Kanadıkırık, konuşmasının devamında şu ifadelere yer verdi: “Sanayi devrimi öncesi klasik çağları göz önünde bulundurduğunuz zaman askeri harekât için iki teknik unsur olmazsa olmazdır. Bunların ilki lojistik hazırlık, ikincisi ise mevsim şartlarıdır. Bu ikisi birbirini tamamlar. Biri olmazsa diğeri de olmaz. Büyük meydan muharebeleri veya büyük kale kuşatmaları ortalama 80-100 bin arasında değişen büyük ordularla gerçekleştirilirdi. Bu mevcutlar da büyük sonuçlar doğururdu. Bu miktar asker de daha ziyade geniş bozkır ve ova şartlarında yürütülür. Dağlık sarp arazilerde ve orman alanlarında böyle büyük ordular ve ağır teçhizatlar faydadan çok zarar getirir. İşte bu sebeple Anadolu coğrafyası büyük orduların harekât planları için çok uygundur.
“TÜRK ASKERİ SICAĞA TAHAMMÜLLÜ OLDUĞU KADAR SOĞUĞA TAHAMMÜLLÜ DEĞİLDİR”
Büyük ordularla kış mevsiminin şiddetli olduğu zamanlarda harekât yürütemezsiniz. Aksi takdirde askeriniz düşmandan ziyade mevsim şartlarına mağlup olur. Sarıkamış Harekâtı bunun en acı örneklerindendir. Bu sebeple askeri harekâtların ilk yağmurlar ve karlar düşmeden tamamlanması elzemdir. Kısaca Ekim’den önce ordular kışlalarına dönmek durumundadır. Ancak akıncılar gibi hafif silahlı ve gerilla harekâtları yapan küçük mobil kuvvetler kış harekâtlarına devam edebilir.
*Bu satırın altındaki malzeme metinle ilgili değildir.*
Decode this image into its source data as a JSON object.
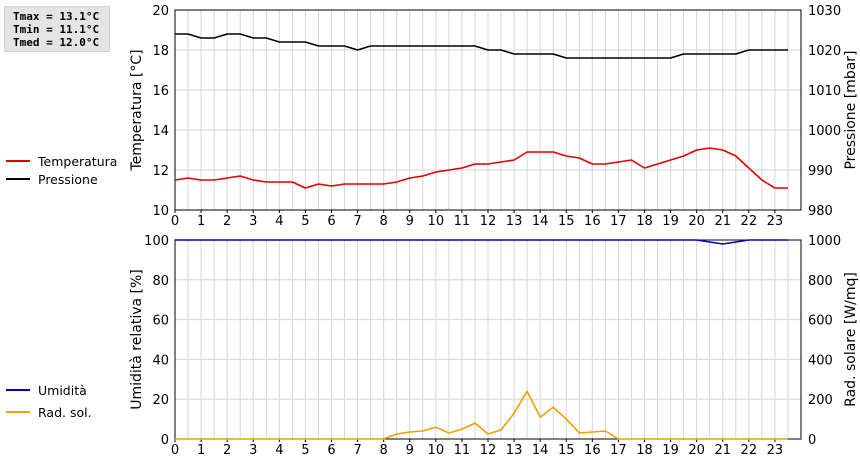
{
  "stats": {
    "tmax": "Tmax = 13.1°C",
    "tmin": "Tmin = 11.1°C",
    "tmed": "Tmed = 12.0°C"
  },
  "legend_top": [
    {
      "label": "Temperatura",
      "color": "#e00000"
    },
    {
      "label": "Pressione",
      "color": "#000000"
    }
  ],
  "legend_bottom": [
    {
      "label": "Umidità",
      "color": "#0000c8"
    },
    {
      "label": "Rad. sol.",
      "color": "#f0a000"
    }
  ],
  "chart_data": [
    {
      "type": "line",
      "xlabel": "",
      "ylabel": "Temperatura [°C]",
      "y2label": "Pressione [mbar]",
      "xlim": [
        0,
        24
      ],
      "ylim": [
        10,
        20
      ],
      "y2lim": [
        980,
        1030
      ],
      "xticks": [
        "0",
        "1",
        "2",
        "3",
        "4",
        "5",
        "6",
        "7",
        "8",
        "9",
        "10",
        "11",
        "12",
        "13",
        "14",
        "15",
        "16",
        "17",
        "18",
        "19",
        "20",
        "21",
        "22",
        "23"
      ],
      "yticks": [
        10,
        12,
        14,
        16,
        18,
        20
      ],
      "y2ticks": [
        980,
        990,
        1000,
        1010,
        1020,
        1030
      ],
      "grid": true,
      "series": [
        {
          "name": "Temperatura",
          "axis": "left",
          "color": "#e00000",
          "x": [
            0,
            0.5,
            1,
            1.5,
            2,
            2.5,
            3,
            3.5,
            4,
            4.5,
            5,
            5.5,
            6,
            6.5,
            7,
            7.5,
            8,
            8.5,
            9,
            9.5,
            10,
            10.5,
            11,
            11.5,
            12,
            12.5,
            13,
            13.5,
            14,
            14.5,
            15,
            15.5,
            16,
            16.5,
            17,
            17.5,
            18,
            18.5,
            19,
            19.5,
            20,
            20.5,
            21,
            21.5,
            22,
            22.5,
            23,
            23.5
          ],
          "values": [
            11.5,
            11.6,
            11.5,
            11.5,
            11.6,
            11.7,
            11.5,
            11.4,
            11.4,
            11.4,
            11.1,
            11.3,
            11.2,
            11.3,
            11.3,
            11.3,
            11.3,
            11.4,
            11.6,
            11.7,
            11.9,
            12.0,
            12.1,
            12.3,
            12.3,
            12.4,
            12.5,
            12.9,
            12.9,
            12.9,
            12.7,
            12.6,
            12.3,
            12.3,
            12.4,
            12.5,
            12.1,
            12.3,
            12.5,
            12.7,
            13.0,
            13.1,
            13.0,
            12.7,
            12.1,
            11.5,
            11.1,
            11.1
          ]
        },
        {
          "name": "Pressione",
          "axis": "right",
          "color": "#000000",
          "x": [
            0,
            0.5,
            1,
            1.5,
            2,
            2.5,
            3,
            3.5,
            4,
            4.5,
            5,
            5.5,
            6,
            6.5,
            7,
            7.5,
            8,
            8.5,
            9,
            9.5,
            10,
            10.5,
            11,
            11.5,
            12,
            12.5,
            13,
            13.5,
            14,
            14.5,
            15,
            15.5,
            16,
            16.5,
            17,
            17.5,
            18,
            18.5,
            19,
            19.5,
            20,
            20.5,
            21,
            21.5,
            22,
            22.5,
            23,
            23.5
          ],
          "values": [
            1024,
            1024,
            1023,
            1023,
            1024,
            1024,
            1023,
            1023,
            1022,
            1022,
            1022,
            1021,
            1021,
            1021,
            1020,
            1021,
            1021,
            1021,
            1021,
            1021,
            1021,
            1021,
            1021,
            1021,
            1020,
            1020,
            1019,
            1019,
            1019,
            1019,
            1018,
            1018,
            1018,
            1018,
            1018,
            1018,
            1018,
            1018,
            1018,
            1019,
            1019,
            1019,
            1019,
            1019,
            1020,
            1020,
            1020,
            1020
          ]
        }
      ]
    },
    {
      "type": "line",
      "xlabel": "",
      "ylabel": "Umidità relativa [%]",
      "y2label": "Rad. solare [W/mq]",
      "xlim": [
        0,
        24
      ],
      "ylim": [
        0,
        100
      ],
      "y2lim": [
        0,
        1000
      ],
      "xticks": [
        "0",
        "1",
        "2",
        "3",
        "4",
        "5",
        "6",
        "7",
        "8",
        "9",
        "10",
        "11",
        "12",
        "13",
        "14",
        "15",
        "16",
        "17",
        "18",
        "19",
        "20",
        "21",
        "22",
        "23"
      ],
      "yticks": [
        0,
        20,
        40,
        60,
        80,
        100
      ],
      "y2ticks": [
        0,
        200,
        400,
        600,
        800,
        1000
      ],
      "grid": true,
      "series": [
        {
          "name": "Umidità",
          "axis": "left",
          "color": "#0000c8",
          "x": [
            0,
            1,
            2,
            3,
            4,
            5,
            6,
            7,
            8,
            9,
            10,
            11,
            12,
            13,
            14,
            15,
            16,
            17,
            18,
            19,
            20,
            20.5,
            21,
            21.5,
            22,
            22.5,
            23,
            23.5
          ],
          "values": [
            100,
            100,
            100,
            100,
            100,
            100,
            100,
            100,
            100,
            100,
            100,
            100,
            100,
            100,
            100,
            100,
            100,
            100,
            100,
            100,
            100,
            99,
            98,
            99,
            100,
            100,
            100,
            100
          ]
        },
        {
          "name": "Rad. sol.",
          "axis": "right",
          "color": "#f0a000",
          "x": [
            0,
            1,
            2,
            3,
            4,
            5,
            6,
            7,
            8,
            8.5,
            9,
            9.5,
            10,
            10.5,
            11,
            11.5,
            12,
            12.5,
            13,
            13.5,
            14,
            14.5,
            15,
            15.5,
            16,
            16.5,
            17,
            18,
            19,
            20,
            21,
            22,
            23,
            23.5
          ],
          "values": [
            0,
            0,
            0,
            0,
            0,
            0,
            0,
            0,
            0,
            25,
            35,
            40,
            60,
            30,
            50,
            80,
            25,
            45,
            130,
            240,
            110,
            160,
            100,
            30,
            35,
            40,
            0,
            0,
            0,
            0,
            0,
            0,
            0,
            0
          ]
        }
      ]
    }
  ]
}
Türk askeri sıcağa tahammüllü olduğu kadar soğuğa tahammüllü değildir ve kış harekâtları ancak hayat memat meselesi çok zorunlu durumlarda nispeten daha az kuvvetle yapılırdı. İstisnai durumlar varsa da kaideyi bozmaz.
“HAZİRAN-TEMMUZ AYI İÇİNDE HARP CEREYAN EDERDİ”
Anadolu şartlarında 80 ile 100 binlik büyük bir ordunun tüm lojistiği ile birlikte doğu-batı yönündeki seferi yaklaşık 4-5 ay sürer. Yani anlayacağınız harp hazırlığını tamamlayan ordu genel olarak Nisan ayında sefere çıkar ve nizami bir yürüyüşle ve şartlara göre Anadolu’nun doğusuna veya güneyine Temmuz sonu Ağustos ortaları gibi ulaşırdı. Aynı durum Doğu’dan batıya veya güneye yürüyüş için de geçerliydi. Eğer iki kuvvet karşılıklı yürüyüş dolayısıyla daha orta bir yerde karşılaşırsa doğal olarak Haziran-Temmuz ayı içinde harp cereyan ederdi. Ankara Savaşında olduğu gibi. Eğer bir oyalama veya gerilla taktiği uygulanmıyorsa her iki ordunun Temmuz ortalarından Ağustos sonuna kadar geçen sürede karşılaşmaları mukadderdi. Aynı hususlar aşağı yukarı deniz seferleri için de geçeliydi. Kış mevsimi boyunca harp gemileri tersanelerde tamir edilir, kalafatlanır ve kışın şiddetli dalga ve fırtına mevsimi geride kalır kalmaz gemiler yelken açardı.
“AĞUSTOS AYI BİZİM İÇİN AYRI BİR ÖNEM TAŞIMAKTADIR”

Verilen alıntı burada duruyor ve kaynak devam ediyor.